Train 18 tender processes stopped; engineers upset

The move by the ministry has upset engineers and others involved in the prestigious project that gave India its fastest train. They say the project is as good as killed at least for the next two years.

Train 18, touted as India’s fastest train designed and built in a record time of two years, will not be manufactured for now with the Railway Ministry cancelling all ongoing tender processes for the production of the super-fast trains.

The move by the ministry has upset engineers and others involved in the prestigious project that gave India its fastest train. They say the project is as good as killed at least for the next two years.

The first set of Train 18 conceived, designed and manufactured at the Integral Coach Factory (ICF) here under the ambitious ‘Make in India’ programme, was rolled out in October last year and it was rechristened as ‘Vande Bharat’ Express running between New Delhi and Varanasi since February this year.

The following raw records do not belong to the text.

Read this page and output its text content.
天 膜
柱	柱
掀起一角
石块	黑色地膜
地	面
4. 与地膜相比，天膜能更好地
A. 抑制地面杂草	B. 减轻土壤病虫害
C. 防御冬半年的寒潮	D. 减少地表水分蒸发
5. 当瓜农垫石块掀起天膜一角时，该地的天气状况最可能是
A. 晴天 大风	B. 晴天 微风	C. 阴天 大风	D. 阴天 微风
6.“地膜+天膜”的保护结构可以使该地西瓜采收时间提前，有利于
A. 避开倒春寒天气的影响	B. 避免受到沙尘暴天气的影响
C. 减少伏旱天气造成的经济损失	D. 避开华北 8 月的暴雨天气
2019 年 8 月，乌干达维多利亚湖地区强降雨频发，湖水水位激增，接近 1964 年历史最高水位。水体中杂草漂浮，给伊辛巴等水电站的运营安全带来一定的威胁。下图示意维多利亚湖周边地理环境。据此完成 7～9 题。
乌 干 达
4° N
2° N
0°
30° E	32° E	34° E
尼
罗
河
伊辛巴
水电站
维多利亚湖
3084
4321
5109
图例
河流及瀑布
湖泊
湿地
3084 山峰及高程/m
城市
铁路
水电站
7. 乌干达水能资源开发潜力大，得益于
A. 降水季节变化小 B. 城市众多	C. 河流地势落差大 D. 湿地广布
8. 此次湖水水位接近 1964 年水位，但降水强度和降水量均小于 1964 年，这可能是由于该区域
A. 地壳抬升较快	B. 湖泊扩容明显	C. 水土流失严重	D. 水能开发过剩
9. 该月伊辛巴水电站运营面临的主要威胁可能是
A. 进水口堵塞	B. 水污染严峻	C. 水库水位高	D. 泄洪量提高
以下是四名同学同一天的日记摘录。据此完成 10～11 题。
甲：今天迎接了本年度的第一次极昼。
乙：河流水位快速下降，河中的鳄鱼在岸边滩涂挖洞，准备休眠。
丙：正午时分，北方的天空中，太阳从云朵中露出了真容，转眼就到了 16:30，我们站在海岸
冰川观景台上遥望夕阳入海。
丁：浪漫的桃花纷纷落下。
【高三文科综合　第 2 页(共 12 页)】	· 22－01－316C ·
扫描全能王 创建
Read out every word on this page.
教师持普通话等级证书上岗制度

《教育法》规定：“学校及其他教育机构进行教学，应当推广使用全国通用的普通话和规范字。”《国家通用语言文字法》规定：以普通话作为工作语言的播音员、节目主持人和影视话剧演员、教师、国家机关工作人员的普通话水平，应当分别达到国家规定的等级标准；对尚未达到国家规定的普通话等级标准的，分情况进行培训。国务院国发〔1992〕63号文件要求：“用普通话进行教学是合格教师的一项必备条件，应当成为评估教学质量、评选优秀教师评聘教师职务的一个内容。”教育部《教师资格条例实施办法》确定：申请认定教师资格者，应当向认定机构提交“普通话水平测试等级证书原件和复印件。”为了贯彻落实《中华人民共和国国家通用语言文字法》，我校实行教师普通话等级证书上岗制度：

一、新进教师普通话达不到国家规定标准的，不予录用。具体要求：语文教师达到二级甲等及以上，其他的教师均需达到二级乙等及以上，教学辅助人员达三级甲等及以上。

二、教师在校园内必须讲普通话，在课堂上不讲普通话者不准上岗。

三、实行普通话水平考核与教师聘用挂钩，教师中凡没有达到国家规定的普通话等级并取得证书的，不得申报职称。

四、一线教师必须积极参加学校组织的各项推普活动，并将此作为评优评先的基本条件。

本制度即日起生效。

The tender process has been cancelled due to allegations that one company was favoured in making the first set of train at a cost of Rs 97 crore. Also, it is alleged that ICF officials had deviated heavily from the design of the train approved by RDSO by bringing in their own ideas.

Though the tender processes have been cancelled and the Vigilance Wing is holding an investigation, engineers and officials involved in the production of the flagship train are upset, to say the least.

“The production of the train will be killed for at least two years. This will be the result of the process of cancellation of tenders. Whatever one might say, it would take a much longer time for another Train 18 set to come out of ICF,” a senior engineer involved in the design and production of the train told DH.

Pointing out that the Train 18 has been successfully running on the tracks for the past six months without any major glitch, the engineer said there was no need to cancel the tender process since everything was done in a transparent manner.

Another engineer, who was also involved in building the train and did not want to be quoted, said: “This happens in India. That’s all I can say. Only those involved in the project would know the kind of hard work put in to make an indigenous train in a short span of time. But every bit of hard work is being questioned in the name of transparency,” he told DH.

Sources in the ICF said the processes have cancelled to bring in more transparency in the way tenders are awarded. “All decisions are made at the top level in the Railway Ministry and Railway Board. We do what we are told to,” the source in ICF said.

The train can accommodate a total of 1,128 passengers —78 in the normal coach and 52 in the executive coach – and boasts of passenger amenities such as onboard Wi-Fi infotainment, GPS Based Passenger Information System, plush interiors, bio-vacuum toilets, diffused LED lighting, charging points beneath every seat and CCTV cameras.

The train set has a self-propelled engine and will save diesel and about 30% of electricity, thanks to its advanced regenerative braking system.